More than a decade of conflict over one of the most far-reaching product-liability cases has not swayed John A. McKinney from a fundamental view: Manville Corp. has been stigmatized unfairly as the villain in the asbestos morass.

"I personally for 10 damned years have been trying to get a system in which [asbestos-disease victims] would get compensated at a higher level than they've averaged through litigation," said McKinney, chairman and chief executive of the Denver-based building materials giant. "And all I get is blamed for asking the government to bail us out and a recitation of our misdeeds."

In Washington this week to testify before Congress, McKinney discussed the litigation that has thrust his company into bankruptcy and delayed the compensation of thousands of workers who have contracted asbestos-related diseases because of their exposure to Manville products.

Throughout the discussion, McKinney, 61, maintained his long-standing public posture that the federal government has not borne its fair share of the costs of asbestos compensation, and he portrayed Manville as the beleaguered victim of an inefficient and costly court system.

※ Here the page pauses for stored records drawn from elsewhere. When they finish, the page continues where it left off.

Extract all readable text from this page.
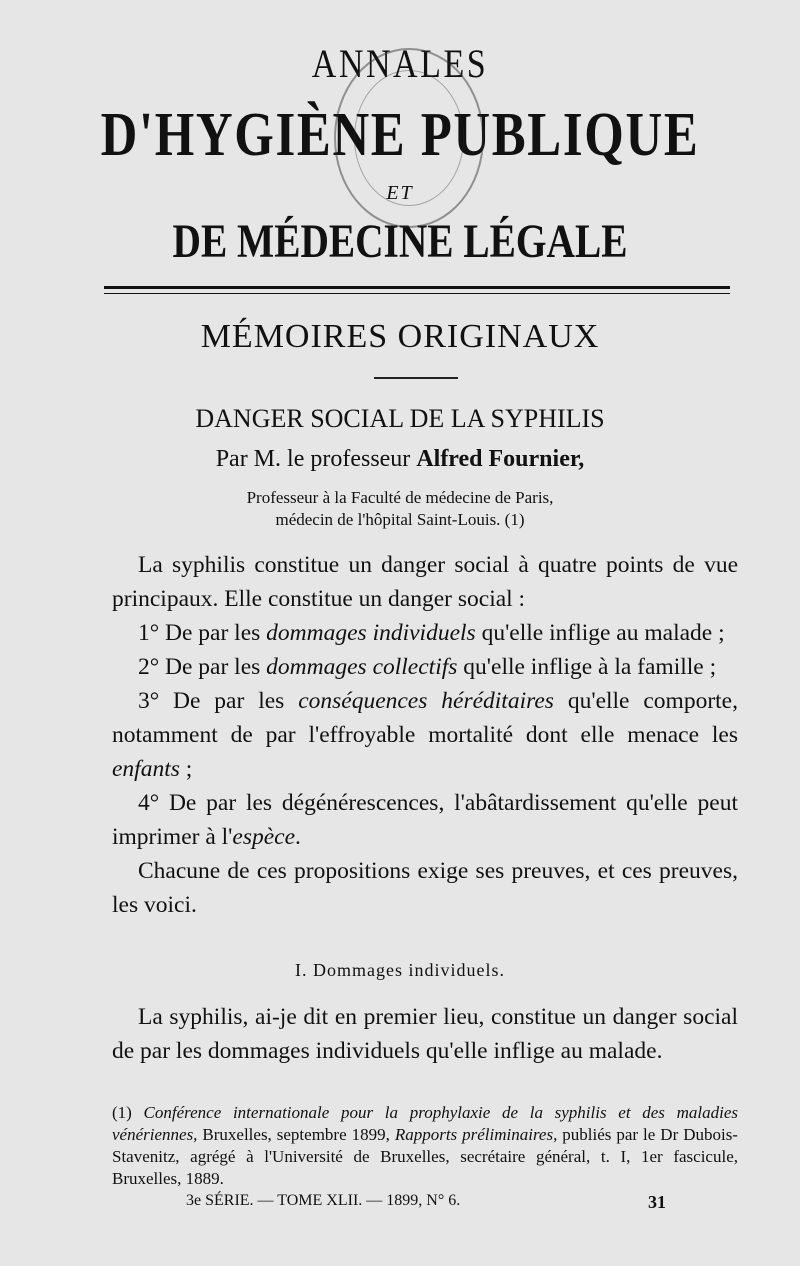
ANNALES
D'HYGIÈNE PUBLIQUE
ET
DE MÉDECINE LÉGALE
MÉMOIRES ORIGINAUX
DANGER SOCIAL DE LA SYPHILIS
Par M. le professeur Alfred Fournier,
Professeur à la Faculté de médecine de Paris,
médecin de l'hôpital Saint-Louis. (1)

La syphilis constitue un danger social à quatre points de vue principaux. Elle constitue un danger social :

1° De par les dommages individuels qu'elle inflige au malade ;

2° De par les dommages collectifs qu'elle inflige à la famille ;

3° De par les conséquences héréditaires qu'elle comporte, notamment de par l'effroyable mortalité dont elle menace les enfants ;

4° De par les dégénérescences, l'abâtardissement qu'elle peut imprimer à l'espèce.

Chacune de ces propositions exige ses preuves, et ces preuves, les voici.

I. Dommages individuels.

La syphilis, ai-je dit en premier lieu, constitue un danger social de par les dommages individuels qu'elle inflige au malade.

(1) Conférence internationale pour la prophylaxie de la syphilis et des maladies vénériennes, Bruxelles, septembre 1899, Rapports préliminaires, publiés par le Dr Dubois-Stavenitz, agrégé à l'Université de Bruxelles, secrétaire général, t. I, 1er fascicule, Bruxelles, 1889.
3e SÉRIE. — TOME XLII. — 1899, N° 6.	31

McKinney, who joined Manville as a patent lawyer in 1951, was the chief architect behind one of the most novel corporate legal moves in history -- Manville's 1982 filing for bankruptcy protection despite its status as a healthy company. At that point the world's largest producer of asbestos products, Manville said it was threatened by more than 16,000 lawsuits that alleged it had failed to warn workers of the health hazards of the material. Asbestos fibers have been linked to cancer and other debilitating diseases.

After three years of negotiation, the company showed signs of emerging from bankruptcy last month when it announced a tentative plan to set up a $2.5 billion trust fund to compensate current and future asbestos victims. Although numerous details remain to be worked out before a bankruptcy judge approves the plan, it is considered a breakthrough. The fund, which would be financed largely through the sale of Manville stock, represents far more money than the company previously had agreed to set aside.

McKinney said Wednesday that the main sticking point remaining between Manville and the other parties, which include creditors and plaintiffs, is the exact mechanism by which the fund would compensate victims.

"What's being negotiated now are issues that will ensure that you have a claims-handling facility such that you don't reach a point where there are no more funds for future claimants," he said. Future claimants are crucial because asbestos-related diseases can take up to 30 years to manifest themselves.

One possibility, McKinney said, would be for Manville to join the Wellington Group, asbestos producers and insurers that are working out a voluntary claims-paying facility for asbestos victims. Or Manville might join a new trust fund proposed by legislation now pending in Congress. The trust fund would be financed in part by contributions from the government, which has steadfastly denied culpability in the asbestos problem.

Under proposed bills in the House and Senate, workers exposed to asbestos would be prevented from filing lawsuits against the manufacturers, and instead would have to file claims in workers' compensation programs. Such legislation previously has failed in Congress, and has been criticized by plaintiffs' lawyers as an unfair abridgement of victims' rights to court action. One Senate sponsor, William Armstrong (R-Colo.), said yesterday the bill lacks the votes to pass now, but probably will attract more support.

McKinney, repeating his testimony of this week, said the legislation would compensate victims more fairly and efficiently than court action. He contended that the court system has benefited lawyers more than victims.

"I decided a long time ago, after considering the thing, that it was fruitless to try to find out who was at fault, whether there was any blame, in the normal sense, to be assessed -- because to me it didn't make any difference," McKinney said. He said the medical community, unions, and some workers themselves share blame with manufacturers because they failed to take action once the dangers of asbestos were known, or because they did not handle the substance according to proper procedures.

He also said the federal government should accept responsibility for diseases that developed among workers in government shipyards in World War II, which account for roughly half the lawsuits filed to date. That argument, often repeated, has not been accepted by the courts. But a recent court decision in California allows Manville to proceed with lawsuits on these grounds, and could open the way to government payments, McKinney said.

"We have never said that what the government did was reprehensible," McKinney said. "We were fighting a war. But somebody decided, in order not to upset the workers and thereby endanger productivity, to not say anything about it even though they were overexposing people.

"How can you consider that legal system fair," McKinney asked, "when the people who did the actions -- the government -- pay nothing for that, and we end up paying the bill for what they did?"